Expose the configuration for snapshots. See https://github.com/kaskada-ai/kaskada/issues/719

Query vs. Materialize

Every Timestream may be executed as a single query or used to start a materialization. Single queries are useful when you want the results for some later batch process, such as fine-tuning a model or populating an in-memory feature store. Materialization is useful when you want to stream new results out as quickly as possible, such as maintaining an in-memory feature store or reacting to specific conditions.

Changed Since

Configuring the changed since time lets you control the points or entities included in the output.

For a historic query, only points occurring after the changed since time are included in the output. This allows incrementally outputting the entire history to some external store, by repeatedly performing a “changed since” query.

For a snapshot query, only entities that have changed after this time are included in the output. This reduces the amount of data written when the past snapshot is already present in the destination.

Todo

Expose the configuration for changed since. See https://github.com/kaskada-ai/kaskada/issues/719

Up To

Configuring the up to time lets you control the maximum points output (and in the case of snapshots, the time represented in the snapshot).

For a historic query, only points occurring before or at the up to time are included in the output. For a snapshot query, this corresponds to the time at which the snapshot will be taken.

Todo

Currently when not specified, the up to time is determined from the maximum event present in the data. We have plans to change this to a parameter to run defaulting to the current time.

Todo

Expose the configuration for up-to. See https://github.com/kaskada-ai/kaskada/issues/719

State

Kaskada checkpoints state during and after execution. This provides fault-tolerance, incremental querying and automatic handling of late-data.

When a query is executed, Kaskada determines whether it can use any of the available states to reduce the amount of processing needed.

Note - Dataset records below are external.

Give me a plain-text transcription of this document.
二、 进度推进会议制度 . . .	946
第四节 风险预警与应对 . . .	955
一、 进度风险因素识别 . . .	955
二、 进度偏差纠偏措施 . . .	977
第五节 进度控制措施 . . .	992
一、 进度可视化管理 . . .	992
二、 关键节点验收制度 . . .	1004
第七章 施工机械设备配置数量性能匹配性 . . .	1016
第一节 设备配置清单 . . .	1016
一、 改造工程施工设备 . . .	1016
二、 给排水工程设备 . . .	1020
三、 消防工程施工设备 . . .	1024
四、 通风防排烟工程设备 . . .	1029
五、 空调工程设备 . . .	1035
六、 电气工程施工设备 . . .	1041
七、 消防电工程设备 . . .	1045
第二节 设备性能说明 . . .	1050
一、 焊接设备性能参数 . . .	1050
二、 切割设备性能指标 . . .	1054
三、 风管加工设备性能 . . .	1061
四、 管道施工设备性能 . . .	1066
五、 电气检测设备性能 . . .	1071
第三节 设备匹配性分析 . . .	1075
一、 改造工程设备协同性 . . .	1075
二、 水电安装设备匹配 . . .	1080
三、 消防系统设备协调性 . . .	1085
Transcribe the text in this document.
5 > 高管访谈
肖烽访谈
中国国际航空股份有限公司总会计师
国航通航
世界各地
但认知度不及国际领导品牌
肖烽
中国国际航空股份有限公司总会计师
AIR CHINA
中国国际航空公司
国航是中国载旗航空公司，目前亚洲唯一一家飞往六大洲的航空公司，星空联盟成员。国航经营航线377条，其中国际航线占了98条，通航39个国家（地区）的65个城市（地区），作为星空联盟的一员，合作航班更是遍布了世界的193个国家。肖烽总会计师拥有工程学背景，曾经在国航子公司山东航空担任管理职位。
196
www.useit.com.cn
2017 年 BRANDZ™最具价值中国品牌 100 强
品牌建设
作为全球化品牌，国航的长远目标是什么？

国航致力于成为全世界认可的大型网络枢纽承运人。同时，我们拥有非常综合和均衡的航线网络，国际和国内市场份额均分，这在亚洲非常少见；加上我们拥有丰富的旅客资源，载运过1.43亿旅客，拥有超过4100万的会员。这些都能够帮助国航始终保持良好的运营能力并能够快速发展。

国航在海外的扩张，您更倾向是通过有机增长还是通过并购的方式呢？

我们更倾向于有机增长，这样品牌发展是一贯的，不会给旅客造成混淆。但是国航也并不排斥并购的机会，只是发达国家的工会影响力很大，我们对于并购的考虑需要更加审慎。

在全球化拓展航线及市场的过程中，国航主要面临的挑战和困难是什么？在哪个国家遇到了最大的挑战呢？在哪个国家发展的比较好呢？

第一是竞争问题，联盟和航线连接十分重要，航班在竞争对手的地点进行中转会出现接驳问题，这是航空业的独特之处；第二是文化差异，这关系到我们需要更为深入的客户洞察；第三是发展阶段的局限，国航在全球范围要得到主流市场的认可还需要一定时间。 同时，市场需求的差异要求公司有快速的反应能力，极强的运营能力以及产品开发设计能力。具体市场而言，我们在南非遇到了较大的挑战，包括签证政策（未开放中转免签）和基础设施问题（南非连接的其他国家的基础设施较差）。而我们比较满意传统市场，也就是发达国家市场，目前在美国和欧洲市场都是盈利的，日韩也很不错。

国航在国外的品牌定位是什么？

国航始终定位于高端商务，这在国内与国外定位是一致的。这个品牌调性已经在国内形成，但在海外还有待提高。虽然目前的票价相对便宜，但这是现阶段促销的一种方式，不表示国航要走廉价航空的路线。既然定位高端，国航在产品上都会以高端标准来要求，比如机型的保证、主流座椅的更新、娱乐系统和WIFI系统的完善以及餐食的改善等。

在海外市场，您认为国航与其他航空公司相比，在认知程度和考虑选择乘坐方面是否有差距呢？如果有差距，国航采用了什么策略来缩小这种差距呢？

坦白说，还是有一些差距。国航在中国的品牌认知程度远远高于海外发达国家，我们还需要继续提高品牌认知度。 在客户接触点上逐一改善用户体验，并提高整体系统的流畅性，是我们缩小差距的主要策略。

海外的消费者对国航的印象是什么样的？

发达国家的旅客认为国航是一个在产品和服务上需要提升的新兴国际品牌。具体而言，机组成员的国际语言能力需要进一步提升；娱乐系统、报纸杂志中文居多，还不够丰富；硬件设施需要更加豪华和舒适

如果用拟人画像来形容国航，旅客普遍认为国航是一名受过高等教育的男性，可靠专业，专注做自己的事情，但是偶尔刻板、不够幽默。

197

For instance, when producing a snapshot Kaskada can use any persisted state before the earliest new event and before the time to snapshot. Similarly, when producing a history, Kaskada can use any persisted state before the earliest new event and before the “changed since” time.

Destinations

The methods kaskada.Timestream.preview and kaskada.Timestream.to_pandas provide the results of a query in a Pandas DataFrame for easy visualization and consumption within the Python process.

The kaskada.Timestream.run_iter methods provides synchronous and asynchronous iterators over the results in a variety of formats including Pandas DataFrames, PyArrow RecordBatches, and rows as Python dictionaries. This allows you to run the entire retrieve-evaluate-respond loop within a single Python process.

The kaskada.Timestream.write function allows you to specify a destination from kaskada.destinations for results. This supports both once and live queries.

See the reference on destinations for more on the supported destinations.